Fantasy & spiritual

Update: 2017-07-07 16:30 GMT

Children's literature and religion have a close but contentious relationship. The stories of Narnia, penned by the Belfast-born writer C.S. Lewis, have a Christian subtext which the author did not hide. Jesus Christ is represented by the character of Aslan, a powerful, generous lion who could compel human beings to be honest. In the seaside village of Rostrevor on Ireland's east coast, tourists are encouraged to explore the nearby forests to see where the writer got his spiritual and literary inspiration: it is the nearest they will ever get to Narnia.

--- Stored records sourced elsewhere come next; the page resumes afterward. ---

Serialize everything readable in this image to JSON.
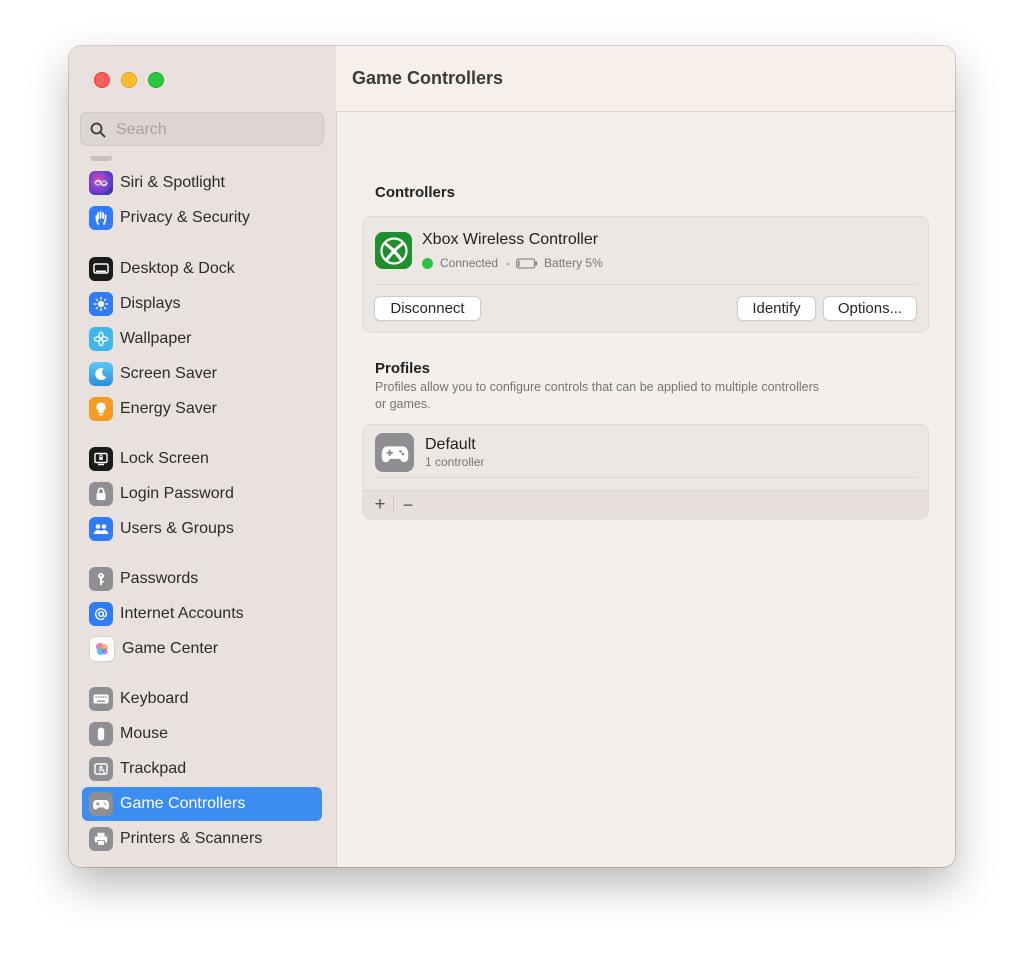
{
  "window": {
    "title": "Game Controllers"
  },
  "search": {
    "placeholder": "Search"
  },
  "sidebar": {
    "items": [
      {
        "label": "Siri & Spotlight",
        "icon": "siri-icon",
        "color": "#6b3fd6"
      },
      {
        "label": "Privacy & Security",
        "icon": "hand-icon",
        "color": "#2f7cf6"
      },
      {
        "label": "Desktop & Dock",
        "icon": "dock-icon",
        "color": "#1b1b1b"
      },
      {
        "label": "Displays",
        "icon": "sun-icon",
        "color": "#2f7cf6"
      },
      {
        "label": "Wallpaper",
        "icon": "flower-icon",
        "color": "#3fb7e8"
      },
      {
        "label": "Screen Saver",
        "icon": "moon-icon",
        "color": "#36a7e0"
      },
      {
        "label": "Energy Saver",
        "icon": "bulb-icon",
        "color": "#f59a23"
      },
      {
        "label": "Lock Screen",
        "icon": "lock-screen-icon",
        "color": "#1b1b1b"
      },
      {
        "label": "Login Password",
        "icon": "lock-icon",
        "color": "#8e8e93"
      },
      {
        "label": "Users & Groups",
        "icon": "users-icon",
        "color": "#2f7cf6"
      },
      {
        "label": "Passwords",
        "icon": "key-icon",
        "color": "#8e8e93"
      },
      {
        "label": "Internet Accounts",
        "icon": "at-icon",
        "color": "#2f7cf6"
      },
      {
        "label": "Game Center",
        "icon": "game-center-icon",
        "color": "#ffffff"
      },
      {
        "label": "Keyboard",
        "icon": "keyboard-icon",
        "color": "#8e8e93"
      },
      {
        "label": "Mouse",
        "icon": "mouse-icon",
        "color": "#8e8e93"
      },
      {
        "label": "Trackpad",
        "icon": "trackpad-icon",
        "color": "#8e8e93"
      },
      {
        "label": "Game Controllers",
        "icon": "gamepad-icon",
        "color": "#8e8e93",
        "selected": true
      },
      {
        "label": "Printers & Scanners",
        "icon": "printer-icon",
        "color": "#8e8e93"
      }
    ]
  },
  "controllers": {
    "heading": "Controllers",
    "device": {
      "name": "Xbox Wireless Controller",
      "status": "Connected",
      "separator": "-",
      "battery": "Battery 5%",
      "status_color": "#2dc246",
      "icon": "xbox-icon",
      "icon_color": "#1e8f2c"
    },
    "buttons": {
      "disconnect": "Disconnect",
      "identify": "Identify",
      "options": "Options..."
    }
  },
  "profiles": {
    "heading": "Profiles",
    "description_line1": "Profiles allow you to configure controls that can be applied to multiple controllers",
    "description_line2": "or games.",
    "items": [
      {
        "name": "Default",
        "detail": "1 controller",
        "icon": "gamepad-icon"
      }
    ],
    "add_label": "+",
    "remove_label": "−"
  }
}
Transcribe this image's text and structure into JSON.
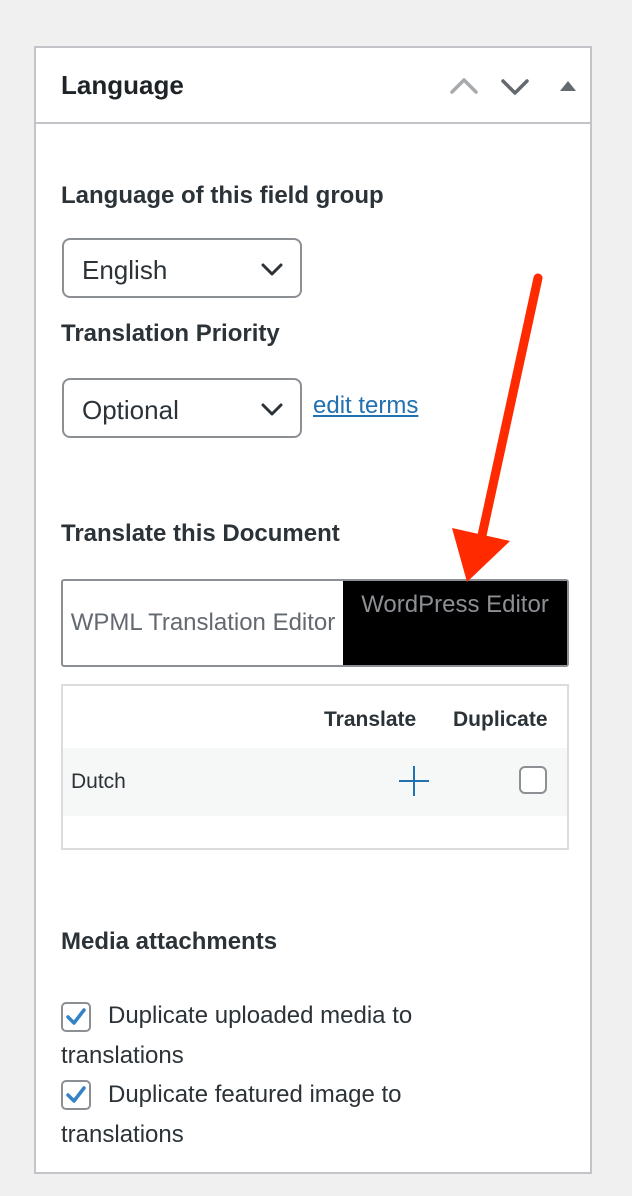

The creator of the Lord of the Rings stories was a lifelong Roman Catholic, while Lewis switched from atheism to Anglicanism. Tolkien agreed that mythology, whether ancient or newly devised, could contain multiple layers of truth, but felt these truths should be kept well hidden. It seems that the two scribes had robust, enjoyable debates about this matter in pubs of Oxford where they both lived. What about a more contemporary children's craze, the Harry Potter series by J.K. Rowling? Religious people have argued passionately about whether their influence is healthy or otherwise. On the American religious right, some have discouraged children from reading the stories by citing passages in the Hebrew Scriptures which forbid any recourse to witchcraft.

In interviews, Rowling has described herself as a Christian who wrestles with doubt; she was brought up Anglican and later attended the Church of Scotland. Asked by a Canadian interviewer whether she was a Christian, she replied: "Yes, I am, which seems to offend the religious right far worse than if I thought there was no God." In any case, whatever her own intentions, there are plenty of people who feel that her stories contain spiritual messages, at least in a broad sense, all ready to be asserted and propagated, among grown-ups as well as children.

The young hero feels buoyed up on this journey by four spirit-like people who walk beside him: his dead parents, his godfather and his Professor at Hogwarts. This may reinforce people's sense of a divine presence in their own lives, says Vanessa Zoltan, who has worked as a humanist chaplain at Harvard University. Her podcasts about Harry Potter have become one of the most successful religious messages now circulating in America. It is far from accumulating the collective historical memory or shared culture which the world's great belief systems can claim.

But she says there are underlying themes and lessons in every chapter, and in her view, they come in a more easily digestible and less divisive format than is offered by some of the more "mainstream" religious texts. Very few evil acts have been done in the name of Harry Potter, and that can't be said for other religions, she argues. It is a commonplace among writers about religion to say that mankind's spiritual quest is not so much a search for true-or-false propositions as a search for meaning. The range of places where people can find meaning is broad indeed.